Short version: Verification techniques analyze software (or hardware) for bugs: behaviors that are unwanted, often unexpected, and can cause an application to end up in an unworkable state, crash, or simply compute wrong results. This project develops a verification technique that exploits the fact that most software systems are designed over a variable number of resource instances. How do changes (especially incremental changes) of the instance parameter affect the behavior of the software?


More details: Many systems are naturally designed (consciously or not) over a variable number of certain resources, which can mean physical or logical entities.
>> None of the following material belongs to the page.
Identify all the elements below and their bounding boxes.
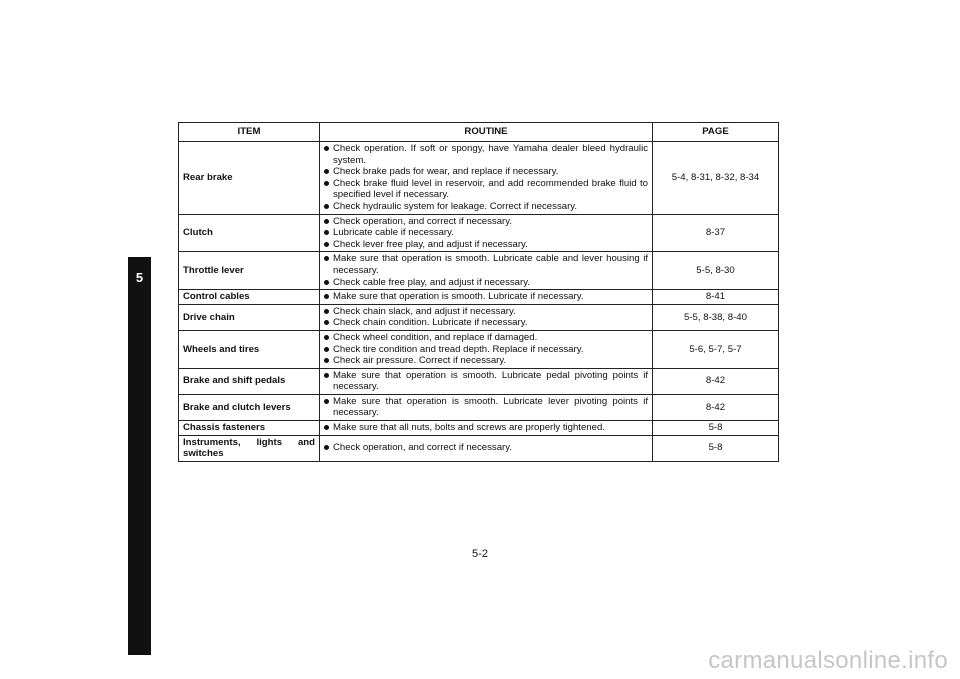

Examples of such resources include:

  • the number of physical components of a certain functional type,
  • the number of clients that simultaneously request a service from a server,
  • the capacity of the communication channel between components,
  • the number of context switches permitted among concurrent threads,
  • the recursion nesting depth (= stack size) permitted in a piece of software.
We can expect that the behavior of the instances of the parametric design family (= the concrete designs for each parameter choice) depend on the parameter in a smooth, "continuous" way. This enables analyses of the function that maps the number of resource instances (= the parameter) to a concrete design (this function goes from the natural numbers to the design space).

More concretely, suppose k is an integral parameter of the design. With the target property P to be verified in mind, we define a function O mapping the parameter to observations about the design of size k, such that knowledge of O(k) enables a decision on whether P holds of the instance of size k. For example, the "observation" could simply be the set of states reachable in the system of size k.
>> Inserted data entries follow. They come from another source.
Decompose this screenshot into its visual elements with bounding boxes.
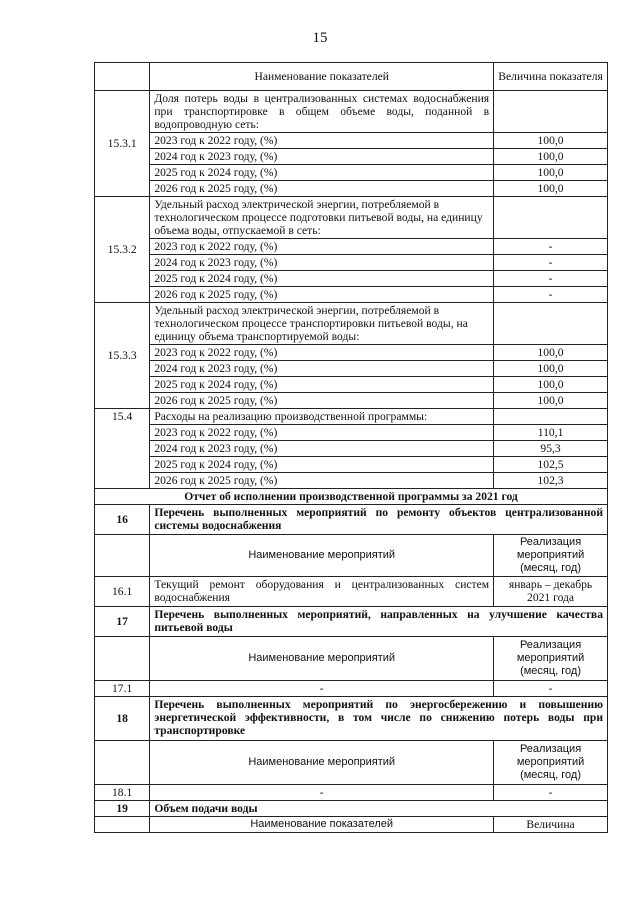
table-row — [95, 255, 608, 271]
table-row — [95, 393, 608, 409]
table-row — [95, 441, 608, 457]
page-number: 15 — [312, 30, 328, 46]
row-label: 2023 год к 2022 году, (%) — [150, 239, 494, 255]
table-row — [95, 785, 608, 801]
row-value: - — [494, 287, 608, 303]
header-name-col: Наименование показателей — [150, 63, 494, 91]
header-value-col: Величина — [494, 817, 608, 833]
table-row — [95, 133, 608, 149]
row-number: 18.1 — [95, 785, 150, 801]
table-row — [95, 681, 608, 697]
row-value: январь – декабрь 2021 года — [494, 577, 608, 607]
section-title: Объем подачи воды — [150, 801, 608, 817]
row-value: 102,3 — [494, 473, 608, 489]
empty-cell — [494, 303, 608, 345]
section-title: Перечень выполненных мероприятий, направленных на улучшение качества питьевой воды — [150, 607, 608, 637]
row-number: 15.3.3 — [95, 303, 150, 409]
table-row — [95, 197, 608, 239]
table-row — [95, 287, 608, 303]
row-label: 2024 год к 2023 году, (%) — [150, 441, 494, 457]
row-label: 2023 год к 2022 году, (%) — [150, 425, 494, 441]
row-number: 15.3.2 — [95, 197, 150, 303]
row-value: - — [494, 681, 608, 697]
row-number: 16 — [95, 505, 150, 535]
row-label: 2025 год к 2024 году, (%) — [150, 457, 494, 473]
empty-cell — [494, 409, 608, 425]
measures-name-col: Наименование мероприятий — [150, 741, 494, 785]
table-row — [95, 181, 608, 197]
row-value: 100,0 — [494, 149, 608, 165]
table-row — [95, 271, 608, 287]
table-header-row — [95, 63, 608, 91]
row-number: 15.4 — [95, 409, 150, 489]
measures-name-col: Наименование мероприятий — [150, 637, 494, 681]
implementation-col: Реализация мероприятий (месяц, год) — [494, 637, 608, 681]
table-row — [95, 637, 608, 681]
table-row — [95, 409, 608, 425]
row-number: 19 — [95, 801, 150, 817]
table-row — [95, 377, 608, 393]
indicators-table — [94, 62, 608, 833]
row-label: 2024 год к 2023 году, (%) — [150, 149, 494, 165]
row-value: - — [494, 271, 608, 287]
row-label: - — [150, 681, 494, 697]
row-number: 15.3.1 — [95, 91, 150, 197]
row-value: 100,0 — [494, 133, 608, 149]
section-title: Перечень выполненных мероприятий по энергосбережению и повышению энергетической эффективности, в том числе по снижению потерь воды при транспортировке — [150, 697, 608, 741]
row-label: 2025 год к 2024 году, (%) — [150, 377, 494, 393]
row-value: 100,0 — [494, 181, 608, 197]
row-label: 2026 год к 2025 году, (%) — [150, 393, 494, 409]
report-title: Отчет об исполнении производственной программы за 2021 год — [95, 489, 608, 505]
row-number: 18 — [95, 697, 150, 741]
row-label: 2026 год к 2025 году, (%) — [150, 473, 494, 489]
empty-cell — [494, 197, 608, 239]
section-title: Удельный расход электрической энергии, потребляемой в технологическом процессе подготовки питьевой воды, на единицу объема воды, отпускаемой в сеть: — [150, 197, 494, 239]
table-row — [95, 165, 608, 181]
header-name-col: Наименование показателей — [150, 817, 494, 833]
section-title: Перечень выполненных мероприятий по ремонту объектов централизованной системы водоснабжения — [150, 505, 608, 535]
table-row — [95, 697, 608, 741]
row-value: 102,5 — [494, 457, 608, 473]
table-row — [95, 607, 608, 637]
row-value: 110,1 — [494, 425, 608, 441]
table-row — [95, 577, 608, 607]
row-number: 17 — [95, 607, 150, 637]
row-label: 2023 год к 2022 году, (%) — [150, 345, 494, 361]
row-label: 2024 год к 2023 году, (%) — [150, 255, 494, 271]
empty-cell — [494, 91, 608, 133]
row-value: 100,0 — [494, 377, 608, 393]
table-row — [95, 457, 608, 473]
row-label: 2026 год к 2025 году, (%) — [150, 287, 494, 303]
row-value: - — [494, 255, 608, 271]
row-value: - — [494, 239, 608, 255]
table-row — [95, 149, 608, 165]
measures-name-col: Наименование мероприятий — [150, 535, 494, 577]
row-label: 2023 год к 2022 году, (%) — [150, 133, 494, 149]
table-row — [95, 505, 608, 535]
table-row — [95, 361, 608, 377]
table-row — [95, 303, 608, 345]
row-value: 100,0 — [494, 393, 608, 409]
table-row — [95, 91, 608, 133]
empty-cell — [95, 817, 150, 833]
table-row — [95, 239, 608, 255]
empty-cell — [95, 637, 150, 681]
row-label: 2024 год к 2023 году, (%) — [150, 361, 494, 377]
section-title: Удельный расход электрической энергии, потребляемой в технологическом процессе транспортировки питьевой воды, на единицу объема транспортируемой воды: — [150, 303, 494, 345]
row-value: 100,0 — [494, 165, 608, 181]
table-row — [95, 489, 608, 505]
empty-cell — [95, 535, 150, 577]
row-label: 2025 год к 2024 году, (%) — [150, 271, 494, 287]
header-num-cell — [95, 63, 150, 91]
table-row — [95, 473, 608, 489]
header-value-col: Величина показателя — [494, 63, 608, 91]
implementation-col: Реализация мероприятий (месяц, год) — [494, 535, 608, 577]
implementation-col: Реализация мероприятий (месяц, год) — [494, 741, 608, 785]
table-row — [95, 345, 608, 361]
row-value: - — [494, 785, 608, 801]
table-row — [95, 741, 608, 785]
section-title: Расходы на реализацию производственной программы: — [150, 409, 494, 425]
row-number: 17.1 — [95, 681, 150, 697]
row-value: 100,0 — [494, 345, 608, 361]
row-label: 2026 год к 2025 году, (%) — [150, 181, 494, 197]
row-value: 100,0 — [494, 361, 608, 377]
row-value: 95,3 — [494, 441, 608, 457]
empty-cell — [95, 741, 150, 785]
row-label: - — [150, 785, 494, 801]
table-row — [95, 801, 608, 817]
row-label: 2025 год к 2024 году, (%) — [150, 165, 494, 181]
section-title: Доля потерь воды в централизованных системах водоснабжения при транспортировке в общем объеме воды, поданной в водопроводную сеть: — [150, 91, 494, 133]
row-label: Текущий ремонт оборудования и централизованных систем водоснабжения — [150, 577, 494, 607]
table-row — [95, 425, 608, 441]
row-number: 16.1 — [95, 577, 150, 607]
table-row — [95, 817, 608, 833]
table-row — [95, 535, 608, 577]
In general, we require of function O that it be monotone: more resources means more system behaviors (observations). This is almost always the case provided the value of k is not accessible in the program defining a system instance's behavior. (If it is, the dependence on k can be arbitrary, making analysis against unbounded k in general impossible.)

We now analyze the system design for increasing values of k. Due to monotonicity of O, consecutive observation sets O(k) are in some sort of relationship. This begs the question whether the function O converges at some parameter point k0, i.e. whether it stops increasing after reaching k0. If so, the truth value of property P has stabilized, i.e. unless we have detected a violation of P up to this point, we have proved the property for all parameter instances.